Mark Sanford has posted an open letter on his Web site offering apologies and offering a spiritual explanation for staying in office.

Immediately after all this unfolded last week I had thought I would resign - as I believe in the military model of leadership and when trust of any form is broken one lays down the sword. A long list of close friends have suggested otherwise - that for God to really work in my life I shouldn't be getting off so lightly. While it would be personally easier to exit stage left, their point has been that my larger sin was the sin of pride. They contended that in many instances I may well have held the right position on limited government, spending or taxes - but that if my spirit wasn't right in the presentation of those ideas to people in the General Assembly, or elsewhere, I could elicit the response that I had at many times indeed gotten from other state leaders.

Sanford made similar points to reporters earlier today. He also said he'd had "phenomenal" support from friends and was encouraged by state senators to stay at the helm.

"A whole bunch of them said, 'Don't resign. It will set us back from the standpoint of a number of things that are being worked on. We'll have to retool all over again. There is a certain apparatus that goes with economic development, which is so critical right now."


"You can have the right ideas on conservative government, limited government but if the spirit with which you presented those ideas is wrong, you could still be just as wrong," he said. "(My friends) point was, 'You need to go through the 18-month process, as painful as it might be, of getting your spirit right in the way you present ideas. Their point was, 'This could be your most productive legislative session if you are walking with the right spirit to the House and Senate leadership."

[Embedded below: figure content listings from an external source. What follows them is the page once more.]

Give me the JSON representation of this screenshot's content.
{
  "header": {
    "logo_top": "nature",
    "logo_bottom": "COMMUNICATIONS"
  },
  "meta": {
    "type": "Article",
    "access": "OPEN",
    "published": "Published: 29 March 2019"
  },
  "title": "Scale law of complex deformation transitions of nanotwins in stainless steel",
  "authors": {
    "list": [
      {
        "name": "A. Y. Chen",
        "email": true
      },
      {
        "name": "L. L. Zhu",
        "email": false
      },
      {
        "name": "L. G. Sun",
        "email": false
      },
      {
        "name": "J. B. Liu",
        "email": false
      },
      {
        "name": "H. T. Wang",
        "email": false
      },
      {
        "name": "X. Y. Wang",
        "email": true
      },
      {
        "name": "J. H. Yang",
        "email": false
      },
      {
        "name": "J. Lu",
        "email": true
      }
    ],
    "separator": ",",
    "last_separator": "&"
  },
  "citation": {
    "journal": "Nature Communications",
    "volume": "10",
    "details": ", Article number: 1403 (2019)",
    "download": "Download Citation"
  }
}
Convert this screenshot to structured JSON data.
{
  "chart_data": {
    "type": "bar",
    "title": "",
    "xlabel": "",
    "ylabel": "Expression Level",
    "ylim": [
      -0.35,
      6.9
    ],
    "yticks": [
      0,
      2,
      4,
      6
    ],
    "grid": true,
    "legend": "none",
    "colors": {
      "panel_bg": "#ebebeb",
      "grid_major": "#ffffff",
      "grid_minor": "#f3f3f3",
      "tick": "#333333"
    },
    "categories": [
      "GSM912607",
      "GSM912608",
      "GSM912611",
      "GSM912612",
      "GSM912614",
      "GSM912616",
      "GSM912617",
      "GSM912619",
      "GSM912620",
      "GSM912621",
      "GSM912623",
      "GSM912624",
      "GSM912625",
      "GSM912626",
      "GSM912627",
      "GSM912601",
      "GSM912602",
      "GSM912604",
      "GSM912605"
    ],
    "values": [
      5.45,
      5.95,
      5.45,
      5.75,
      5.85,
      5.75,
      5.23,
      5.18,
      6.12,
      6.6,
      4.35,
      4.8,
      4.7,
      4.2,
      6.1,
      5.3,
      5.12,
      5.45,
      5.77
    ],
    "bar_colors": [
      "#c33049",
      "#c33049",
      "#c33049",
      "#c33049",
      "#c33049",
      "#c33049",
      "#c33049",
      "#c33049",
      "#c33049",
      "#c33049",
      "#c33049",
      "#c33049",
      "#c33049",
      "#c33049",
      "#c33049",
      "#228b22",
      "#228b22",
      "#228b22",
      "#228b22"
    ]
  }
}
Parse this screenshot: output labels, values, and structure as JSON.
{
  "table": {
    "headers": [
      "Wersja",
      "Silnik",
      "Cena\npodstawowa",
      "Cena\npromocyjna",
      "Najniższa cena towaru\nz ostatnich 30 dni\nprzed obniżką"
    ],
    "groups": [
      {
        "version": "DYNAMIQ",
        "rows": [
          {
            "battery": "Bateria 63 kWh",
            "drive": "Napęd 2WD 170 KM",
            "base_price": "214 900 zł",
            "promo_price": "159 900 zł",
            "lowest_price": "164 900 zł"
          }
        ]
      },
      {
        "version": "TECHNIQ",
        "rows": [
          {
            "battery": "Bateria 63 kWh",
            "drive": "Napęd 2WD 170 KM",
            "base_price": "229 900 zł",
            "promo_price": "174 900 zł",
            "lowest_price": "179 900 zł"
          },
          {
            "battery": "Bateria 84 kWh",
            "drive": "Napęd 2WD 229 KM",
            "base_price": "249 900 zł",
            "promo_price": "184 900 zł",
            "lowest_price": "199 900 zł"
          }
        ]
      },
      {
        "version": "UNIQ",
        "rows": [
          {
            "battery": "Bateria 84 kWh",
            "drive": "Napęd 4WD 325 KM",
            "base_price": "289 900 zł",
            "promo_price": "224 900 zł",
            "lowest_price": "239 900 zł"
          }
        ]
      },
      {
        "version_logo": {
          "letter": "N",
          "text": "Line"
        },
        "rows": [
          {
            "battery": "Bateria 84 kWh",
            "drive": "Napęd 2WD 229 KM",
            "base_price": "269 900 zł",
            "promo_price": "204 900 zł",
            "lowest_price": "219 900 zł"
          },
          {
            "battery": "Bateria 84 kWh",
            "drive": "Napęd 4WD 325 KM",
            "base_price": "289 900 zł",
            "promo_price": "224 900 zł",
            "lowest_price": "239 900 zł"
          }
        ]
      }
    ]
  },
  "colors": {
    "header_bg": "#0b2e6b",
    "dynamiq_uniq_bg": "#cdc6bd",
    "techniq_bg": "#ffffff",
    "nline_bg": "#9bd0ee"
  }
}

But three more Republican legislators added their names to the rolls today of those calling for the governor to step down.

At a local Chamber of Commerce breakfast in Cherokee County, GOP House members Lanny Littlejohn, Dennis Moss and Steve Moss each told the audience that Sanford has lost the credibility to steer the state's economy through the final 18 months of his term following revelations of an extramarital affair.

Some Republican officials and activists are gearing up for a rally later this week calling on Sanford to step down. The Charleston City Paper calls for his resignation, saying "the governor's true sin was being an idiot." There's now a SanfordMustGo Web site up to facilitate information, petitions and phone calls pertaining to his resignation.